If your database is empty or barely populated, the model will appear “dumb” — because it has nothing to work with.
- You must let the crawler run for a decent amount of time.
- You must crawl a meaningful amount of data before expecting useful answers.
- The more content you crawl, the better the system gets — this is how RAG works.
- If you crawl one website (or worse, one page) and then complain that “it’s not working”, that is your mistake, not a bug.
Do NOT open an issue stupidally saying “it’s not working” when:
- You didn’t let the crawler run long enough
- Your database is almost empty
- You don’t understand how the service works
- You didn’t read the documentation
That is not a bug. That is user error.
- The model does not hallucinate knowledge.
- It only responds based on what exists in the database.
- No data = no intelligence.
- More crawled data = better answers.
This project has been tested thoroughly on both Windows and Linux before publishing.
The services, crawler, and pipeline work as intended when used correctly.
If you don’t know how to use the service, that is your own issue, not a reason to open an issue.
You must run the system using the provided shell or PowerShell scripts, depending on your operating system.
Do NOT run docker-compose manually from the root directory.
If you do that and nothing starts, that is NOT a bug.
- The system is split into multiple microservices.
- Each service has its own Docker configuration.
- All services communicate over a specific internal Docker network.
- That network is created and managed by the provided shell (
archive.sh) or PowerShell (archive.ps1) scripts.
If you skip the scripts:
- The network will not be created correctly
- Services will not discover each other
- The system will not start properly
Again: this is expected behavior, not a bug.
- Do NOT run services separately unless you actually know what you’re doing.
- Do NOT mix manual Docker commands with the automated setup.
- Do NOT open a stupid issue about this when you:
- Didn’t follow the instructions
- Don’t understand Docker
- Ignored the setup scripts
There is a shell script and a PowerShell script for a reason.
Use them.
We welcome contributions to The Last Archive!
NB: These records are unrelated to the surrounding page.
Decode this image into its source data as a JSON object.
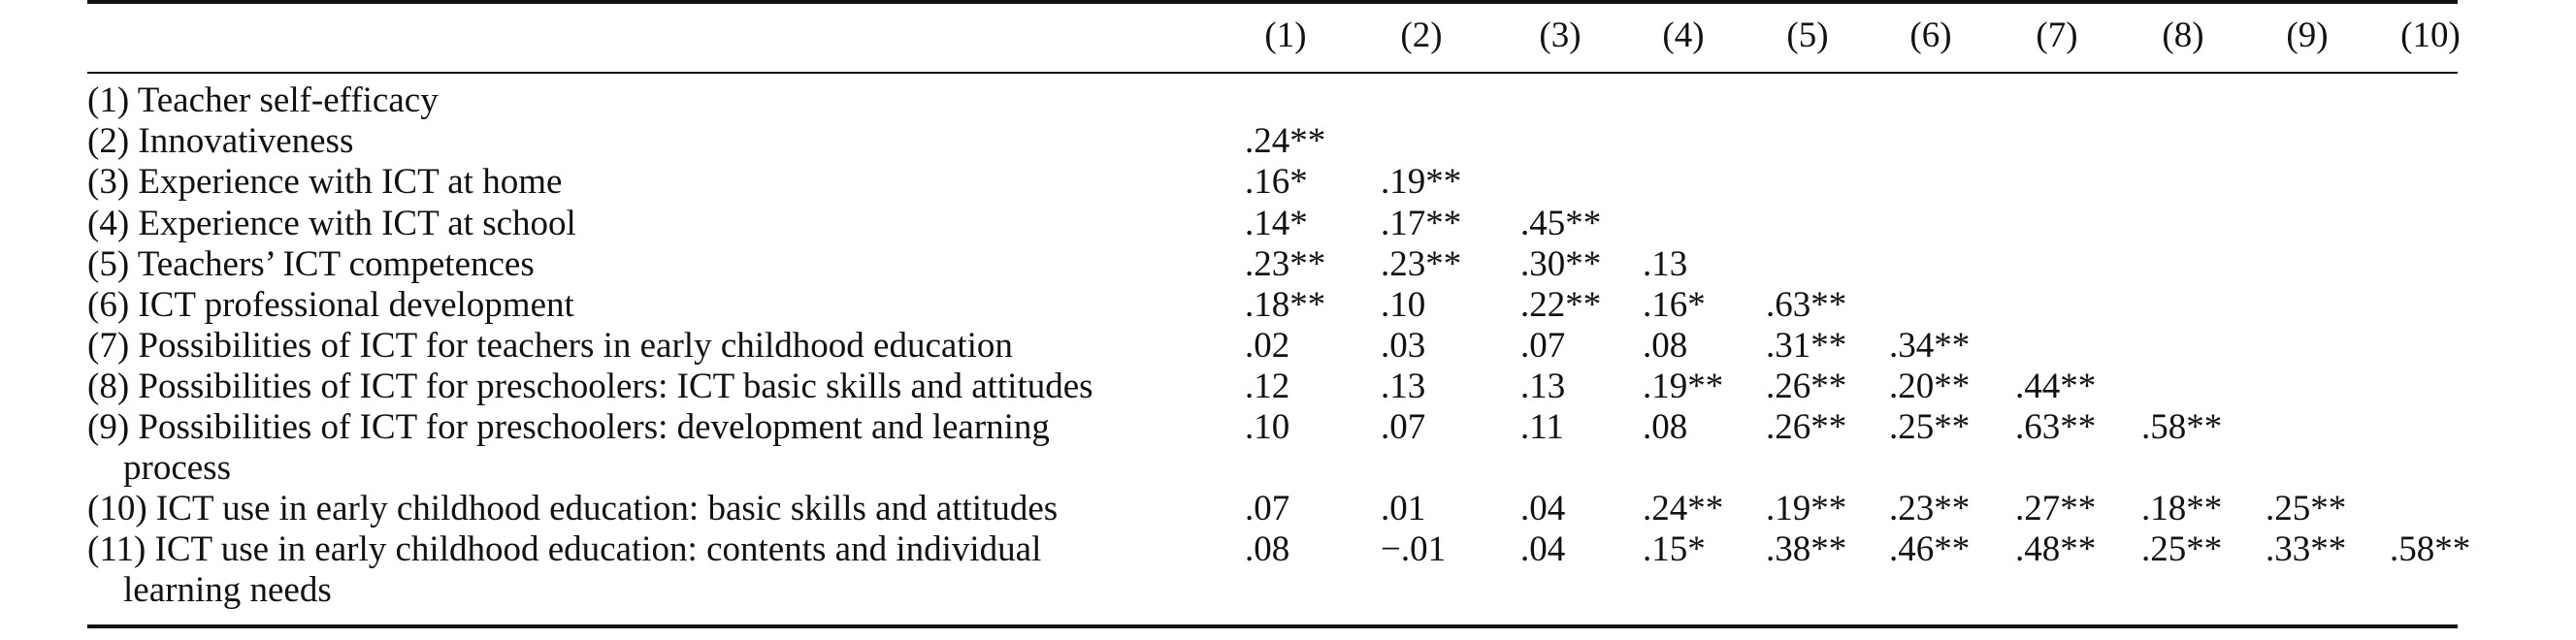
{
  "columns": [
    "(1)",
    "(2)",
    "(3)",
    "(4)",
    "(5)",
    "(6)",
    "(7)",
    "(8)",
    "(9)",
    "(10)"
  ],
  "rows": [
    {
      "label": [
        "(1) Teacher self-efficacy"
      ],
      "values": []
    },
    {
      "label": [
        "(2) Innovativeness"
      ],
      "values": [
        ".24**"
      ]
    },
    {
      "label": [
        "(3) Experience with ICT at home"
      ],
      "values": [
        ".16*",
        ".19**"
      ]
    },
    {
      "label": [
        "(4) Experience with ICT at school"
      ],
      "values": [
        ".14*",
        ".17**",
        ".45**"
      ]
    },
    {
      "label": [
        "(5) Teachers’ ICT competences"
      ],
      "values": [
        ".23**",
        ".23**",
        ".30**",
        ".13"
      ]
    },
    {
      "label": [
        "(6) ICT professional development"
      ],
      "values": [
        ".18**",
        ".10",
        ".22**",
        ".16*",
        ".63**"
      ]
    },
    {
      "label": [
        "(7) Possibilities of ICT for teachers in early childhood education"
      ],
      "values": [
        ".02",
        ".03",
        ".07",
        ".08",
        ".31**",
        ".34**"
      ]
    },
    {
      "label": [
        "(8) Possibilities of ICT for preschoolers: ICT basic skills and attitudes"
      ],
      "values": [
        ".12",
        ".13",
        ".13",
        ".19**",
        ".26**",
        ".20**",
        ".44**"
      ]
    },
    {
      "label": [
        "(9) Possibilities of ICT for preschoolers: development and learning",
        "process"
      ],
      "values": [
        ".10",
        ".07",
        ".11",
        ".08",
        ".26**",
        ".25**",
        ".63**",
        ".58**"
      ]
    },
    {
      "label": [
        "(10) ICT use in early childhood education: basic skills and attitudes"
      ],
      "values": [
        ".07",
        ".01",
        ".04",
        ".24**",
        ".19**",
        ".23**",
        ".27**",
        ".18**",
        ".25**"
      ]
    },
    {
      "label": [
        "(11) ICT use in early childhood education: contents and individual",
        "learning needs"
      ],
      "values": [
        ".08",
        "−.01",
        ".04",
        ".15*",
        ".38**",
        ".46**",
        ".48**",
        ".25**",
        ".33**",
        ".58**"
      ]
    }
  ]
}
Whether it's reporting a bug, suggesting a feature, or submitting a pull request, your help is appreciated.
- Fork the repository.
- Create your feature branch (
git checkout -b feature/AmazingFeature). - Commit your changes (
git commit -m 'Add some AmazingFeature'). - Push to the branch (
git push origin feature/AmazingFeature). - Open a Pull Request.
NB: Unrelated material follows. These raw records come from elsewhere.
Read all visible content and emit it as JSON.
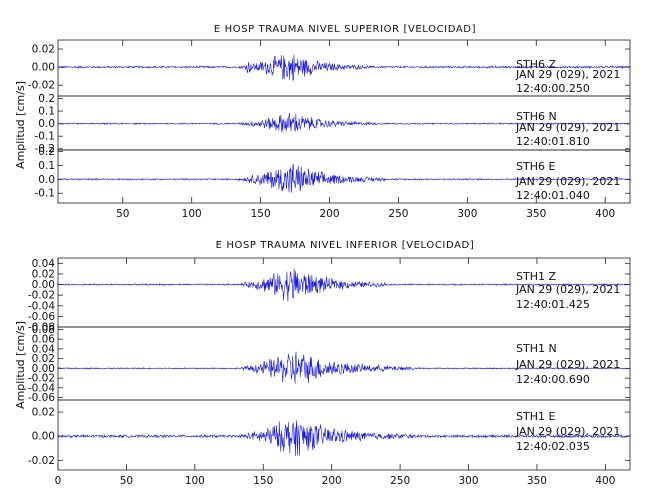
{
  "chart_data": [
    {
      "type": "line",
      "title": "E HOSP TRAUMA NIVEL SUPERIOR [VELOCIDAD]",
      "ylabel": "Amplitud [cm/s]",
      "xlim": [
        3,
        418
      ],
      "x_ticks": [
        "50",
        "100",
        "150",
        "200",
        "250",
        "300",
        "350",
        "400"
      ],
      "grid": false,
      "line_color": "#1a1adc",
      "series": [
        {
          "name": "STH6 Z",
          "station": "STH6",
          "component": "Z",
          "date": "JAN 29 (029), 2021",
          "time": "12:40:00.250",
          "ylim": [
            -0.032,
            0.03
          ],
          "y_ticks": [
            "0.02",
            "0.00",
            "-0.02"
          ],
          "noise_amplitude": 0.0012,
          "events": [
            {
              "x": [
                132,
                230
              ],
              "peak_x": 172,
              "peak_amplitude": 0.022
            },
            {
              "x": [
                137,
                150
              ],
              "peak_x": 141,
              "peak_amplitude": 0.012
            }
          ]
        },
        {
          "name": "STH6 N",
          "station": "STH6",
          "component": "N",
          "date": "JAN 29 (029), 2021",
          "time": "12:40:01.810",
          "ylim": [
            -0.21,
            0.22
          ],
          "y_ticks": [
            "0.2",
            "0.1",
            "0.0",
            "-0.1",
            "-0.2"
          ],
          "noise_amplitude": 0.006,
          "events": [
            {
              "x": [
                132,
                235
              ],
              "peak_x": 173,
              "peak_amplitude": 0.12
            }
          ]
        },
        {
          "name": "STH6 E",
          "station": "STH6",
          "component": "E",
          "date": "JAN 29 (029), 2021",
          "time": "12:40:01.040",
          "ylim": [
            -0.17,
            0.21
          ],
          "y_ticks": [
            "0.2",
            "0.1",
            "0.0",
            "-0.1"
          ],
          "noise_amplitude": 0.006,
          "events": [
            {
              "x": [
                132,
                240
              ],
              "peak_x": 173,
              "peak_amplitude": 0.16
            }
          ]
        }
      ]
    },
    {
      "type": "line",
      "title": "E HOSP TRAUMA NIVEL INFERIOR [VELOCIDAD]",
      "ylabel": "Amplitud [cm/s]",
      "xlim": [
        0,
        418
      ],
      "x_ticks": [
        "0",
        "50",
        "100",
        "150",
        "200",
        "250",
        "300",
        "350",
        "400"
      ],
      "grid": false,
      "line_color": "#1a1adc",
      "series": [
        {
          "name": "STH1 Z",
          "station": "STH1",
          "component": "Z",
          "date": "JAN 29 (029), 2021",
          "time": "12:40:01.425",
          "ylim": [
            -0.08,
            0.05
          ],
          "y_ticks": [
            "0.04",
            "0.02",
            "0.00",
            "-0.02",
            "-0.04",
            "-0.06",
            "-0.08"
          ],
          "noise_amplitude": 0.0015,
          "events": [
            {
              "x": [
                132,
                240
              ],
              "peak_x": 172,
              "peak_amplitude": 0.045
            }
          ]
        },
        {
          "name": "STH1 N",
          "station": "STH1",
          "component": "N",
          "date": "JAN 29 (029), 2021",
          "time": "12:40:00.690",
          "ylim": [
            -0.065,
            0.085
          ],
          "y_ticks": [
            "0.08",
            "0.06",
            "0.04",
            "0.02",
            "0.00",
            "-0.02",
            "-0.04",
            "-0.06"
          ],
          "noise_amplitude": 0.0015,
          "events": [
            {
              "x": [
                132,
                260
              ],
              "peak_x": 173,
              "peak_amplitude": 0.05
            }
          ]
        },
        {
          "name": "STH1 E",
          "station": "STH1",
          "component": "E",
          "date": "JAN 29 (029), 2021",
          "time": "12:40:02.035",
          "ylim": [
            -0.028,
            0.03
          ],
          "y_ticks": [
            "0.02",
            "0.00",
            "-0.02"
          ],
          "noise_amplitude": 0.0012,
          "events": [
            {
              "x": [
                132,
                260
              ],
              "peak_x": 173,
              "peak_amplitude": 0.022
            }
          ]
        }
      ]
    }
  ]
}
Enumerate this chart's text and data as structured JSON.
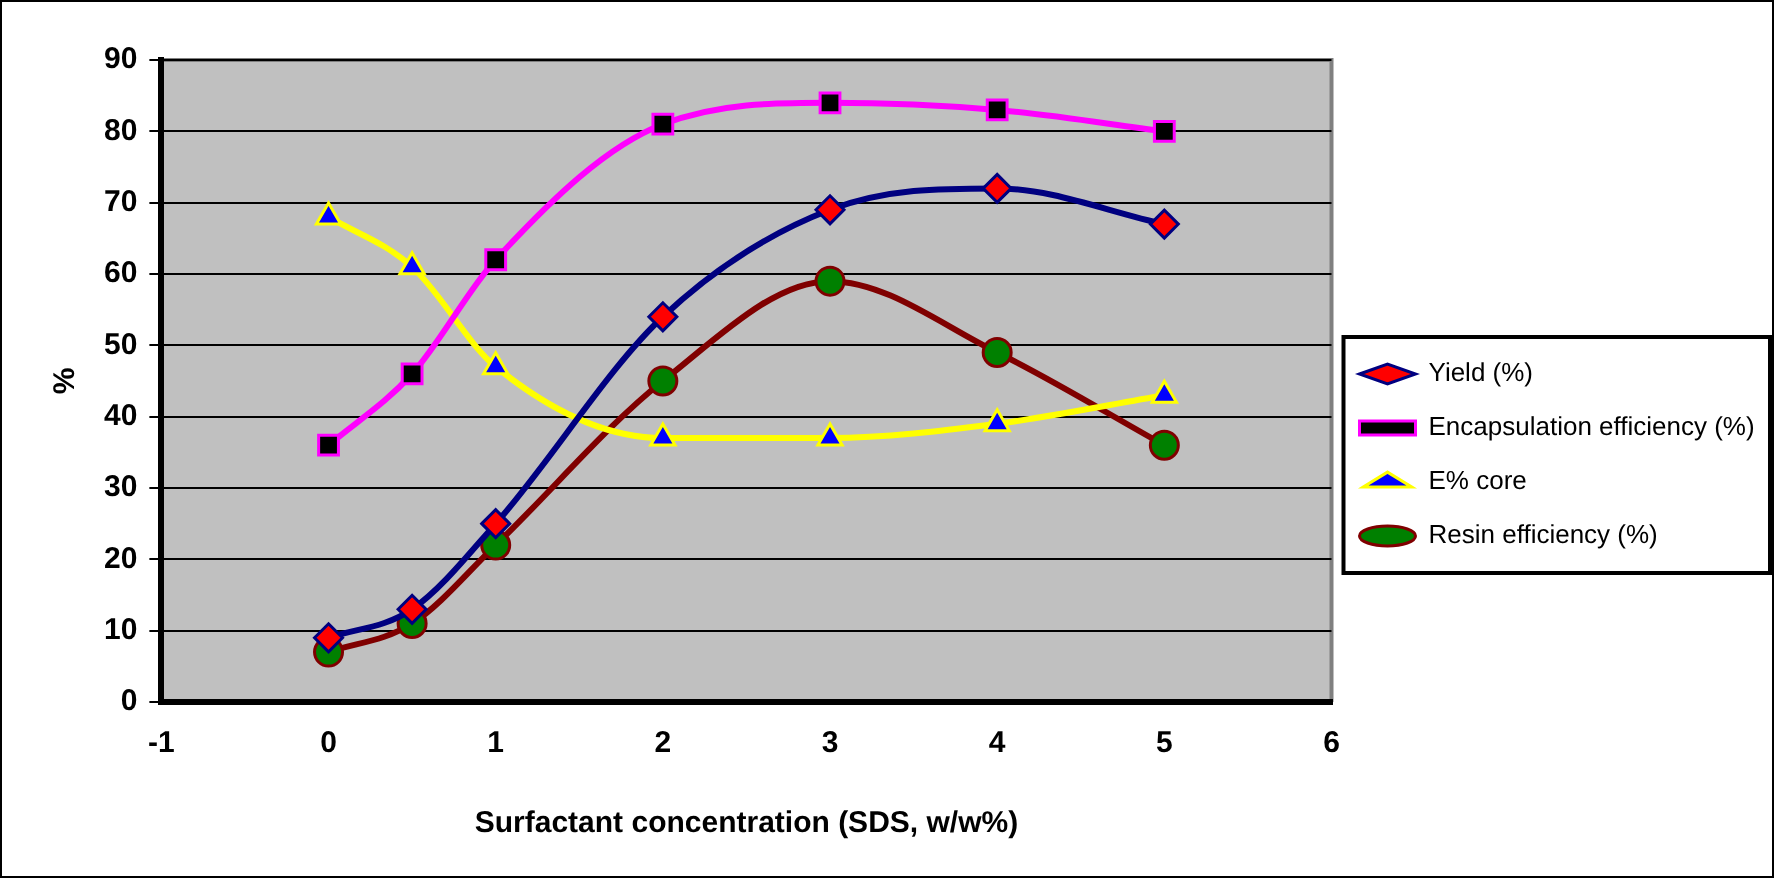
{
  "chart_data": {
    "type": "line",
    "xlabel": "Surfactant concentration (SDS, w/w%)",
    "ylabel": "%",
    "x": [
      0,
      0.5,
      1,
      2,
      3,
      4,
      5
    ],
    "xlim": [
      -1,
      6
    ],
    "xticks": [
      -1,
      0,
      1,
      2,
      3,
      4,
      5,
      6
    ],
    "ylim": [
      0,
      90
    ],
    "yticks": [
      0,
      10,
      20,
      30,
      40,
      50,
      60,
      70,
      80,
      90
    ],
    "grid": "y",
    "legend": "right",
    "series": [
      {
        "name": "Yield (%)",
        "color": "#000080",
        "marker": "diamond",
        "colors": [
          "#ff0000",
          "#ff0000",
          "#ff0000",
          "#ff0000",
          "#ff0000",
          "#ff0000",
          "#ff0000"
        ],
        "values": [
          9,
          13,
          25,
          54,
          69,
          72,
          67
        ]
      },
      {
        "name": "Encapsulation efficiency (%)",
        "color": "#ff00ff",
        "marker": "square",
        "colors": [
          "#000000",
          "#000000",
          "#000000",
          "#000000",
          "#000000",
          "#000000",
          "#000000"
        ],
        "values": [
          36,
          46,
          62,
          81,
          84,
          83,
          80
        ]
      },
      {
        "name": "E% core",
        "color": "#ffff00",
        "marker": "triangle",
        "colors": [
          "#0000ff",
          "#0000ff",
          "#0000ff",
          "#0000ff",
          "#0000ff",
          "#0000ff",
          "#0000ff"
        ],
        "values": [
          68,
          61,
          47,
          37,
          37,
          39,
          43
        ]
      },
      {
        "name": "Resin efficiency (%)",
        "color": "#800000",
        "marker": "circle",
        "colors": [
          "#008000",
          "#008000",
          "#008000",
          "#008000",
          "#008000",
          "#008000",
          "#008000"
        ],
        "values": [
          7,
          11,
          22,
          45,
          59,
          49,
          36
        ]
      }
    ]
  }
}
This project is licensed under the MIT License. See the LICENSE file for the full text.
The Last Archive is provided as-is for educational and personal archival purposes.
- Ethical Crawling: This tool is designed to respect
robots.txtrules. Users are responsible for ensuring their usage complies with the terms of service of any websites they archive. - Liability: The authors and contributors are not responsible for any misuse of this tool, including but not limited to unauthorized data scraping, copyright infringement, or any legal consequences arising from the use of this software.
Built for privacy, search, and the preservation of knowledge.